The purpose of Norges Bank's liquidity management is to ensure that the Executive Board's interest rate decisions have a broad impact on short-term money market rates. This is achieved by steering the level of bank reserves, i.e. bank deposits at the central bank.
Norges Bank ensures that the banking system has surplus liquidity on a daily basis, which the banks deposit in their current accounts at Norges Bank. Short-term money market rates thus remain close to the sight deposit rate, which is the key policy rate. A set volume of bank reserves in Norges Bank (a quota) bear interest at the key rate. The sum of bank quotas, the total quota, is set at NOK 45 billion. Bank deposits in excess of this quota bear interest at a lower rate, the reserve rate. Norges Bank aims to maintain reserves in the banking system at an average NOK 35 billion with an interval of ±NOK 5 billion around this level.
Quotas in the system for the management of bank reserves is published twice a year as a Circular.
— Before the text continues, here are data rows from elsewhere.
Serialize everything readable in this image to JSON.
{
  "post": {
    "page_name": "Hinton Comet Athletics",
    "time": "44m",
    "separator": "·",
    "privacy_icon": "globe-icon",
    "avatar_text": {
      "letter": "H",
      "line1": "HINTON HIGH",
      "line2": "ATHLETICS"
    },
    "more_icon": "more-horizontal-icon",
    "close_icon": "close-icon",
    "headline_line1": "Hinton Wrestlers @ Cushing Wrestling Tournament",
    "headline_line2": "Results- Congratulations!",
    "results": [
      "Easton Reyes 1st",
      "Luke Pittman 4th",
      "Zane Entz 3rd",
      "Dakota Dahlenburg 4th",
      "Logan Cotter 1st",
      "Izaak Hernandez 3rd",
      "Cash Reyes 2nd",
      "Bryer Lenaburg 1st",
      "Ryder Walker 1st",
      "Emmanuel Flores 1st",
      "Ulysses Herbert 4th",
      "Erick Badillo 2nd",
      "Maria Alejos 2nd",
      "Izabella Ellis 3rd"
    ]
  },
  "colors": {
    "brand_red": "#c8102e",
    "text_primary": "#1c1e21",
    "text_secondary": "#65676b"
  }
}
The government has an account in Norges Bank. Bank reserves are reduced by incoming payments to the government's account and increased by outgoing payments. Norges Bank draws up forecasts of bank liquidity through the year. On the basis of the forecasts, Norges Bank determines whether there is a need to provide or drain reserves in the banking system through market operations. Norges Bank provides reserves via fixed-rate loans (F-loans) and drains reserves via fixed-rate deposits (F-deposits). As necessary, Norges Bank can also execute fine-tuning operations in order to rapidly change the amount of reserves in the banking system.